Why pymc-learn?

There are several probabilistic machine learning frameworks available today. Why use pymc-learn rather than any other? Here are some of the reasons why you may be compelled to use pymc-learn.


pymc-learn prioritizes user experience

  • Familiarity: pymc-learn mimics the syntax of scikit-learn – a popular Python library for machine learning – which has a consistent & simple API, and is very user friendly.
  • Ease of use: This makes pymc-learn easy to learn and use for first-time users.
  • Productivity: For scikit-learn users, you don’t have to completely rewrite your code. Your code looks almost the same. You are more productive, allowing you to try more ideas faster.
from sklearn.linear_model \                         from pmlearn.linear_model \
  import LinearRegression                             import LinearRegression
lr = LinearRegression()                             lr = LinearRegression()
lr.fit(X, y)                                        lr.fit(X, y)
  • Flexibility: This ease of use does not come at the cost of reduced flexibility. Given that pymc-learn integrates with PyMC3, it enables you to implement anything you could have built in the base language.
  • Performance. The primary inference algorithm is gradient-based automatic differentiation variational inference (ADVI) (Kucukelbir et al., 2017), which estimates a divergence measure between approximate and true posterior distributions. Pymc-learn scales to complex, high-dimensional models thanks to GPU-accelerated tensor math and reverse-mode automatic differentiation via Theano (Theano Development Team, 2016), and it scales to large datasets thanks to estimates computed over mini-batches of data in ADVI.

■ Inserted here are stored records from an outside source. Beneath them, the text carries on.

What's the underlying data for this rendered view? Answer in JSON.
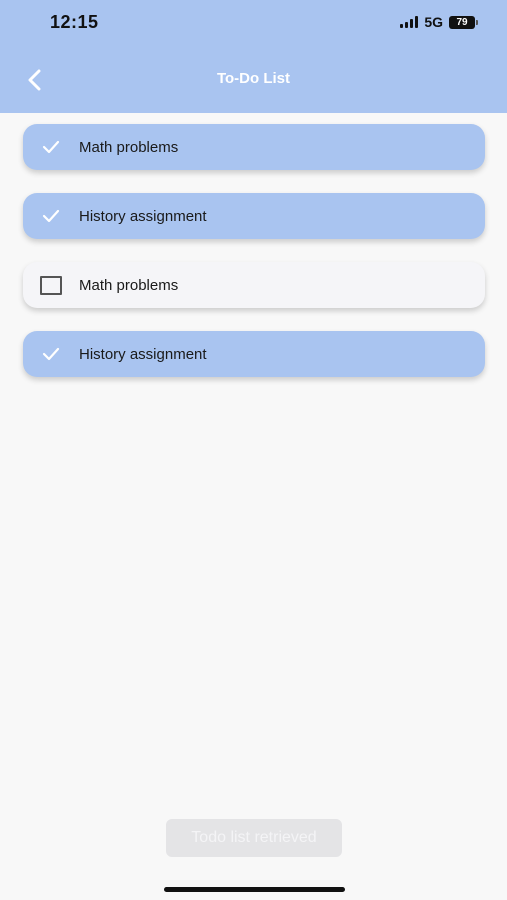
{
  "status_bar": {
    "time": "12:15",
    "network": "5G",
    "battery": "79"
  },
  "header": {
    "title": "To-Do List",
    "back_icon": "chevron-left-icon"
  },
  "todos": [
    {
      "label": "Math problems",
      "checked": true
    },
    {
      "label": "History assignment",
      "checked": true
    },
    {
      "label": "Math problems",
      "checked": false
    },
    {
      "label": "History assignment",
      "checked": true
    }
  ],
  "toast": {
    "message": "Todo list retrieved"
  },
  "colors": {
    "header_bg": "#a9c4f0",
    "done_item_bg": "#a9c4f0",
    "open_item_bg": "#f5f5f8",
    "page_bg": "#f8f8f8"
  }
}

Why do we need pymc-learn?

Currently, there is a growing need for principled machine learning approaches by non-specialists in many fields including the pure sciences (e.g. biology, physics, chemistry), the applied sciences (e.g. political science, biostatistics), engineering (e.g. transportation, mechanical), medicine (e.g. medical imaging), the arts (e.g visual art), and software industries.

This has lead to increased adoption of probabilistic modeling. This trend is attributed in part to three major factors:

  1. the need for transparent models with calibrated quantities of uncertainty, i.e. “models should know when they don’t know”,
  2. the ever-increasing number of promising results achieved on a variety of fundamental problems in AI (Ghahramani, 2015), and
  3. the emergency of probabilistic programming languages (PPLs) that provide a fexible framework to build richly structured probabilistic models that incorporate domain knowledge.

However, usage of PPLs requires a specialized understanding of probability theory, probabilistic graphical modeling, and probabilistic inference. Some PPLs also require a good command of software coding. These requirements make it difficult for non-specialists to adopt and apply probabilistic machine learning to their domain problems.

Pymc-learn seeks to address these challenges by providing state-of-the art implementations of several popular probabilistic machine learning models. It is inspired by scikit-learn (Pedregosa et al., 2011) and focuses on bringing probabilistic machine learning to non-specialists. It puts emphasis on:

  1. ease of use,
  2. productivity,
  3. fexibility,
  4. performance,
  5. documentation, and
  6. an API consistent with scikit-learn.

The underlying probabilistic models are built using pymc3 (Salvatier et al., 2016).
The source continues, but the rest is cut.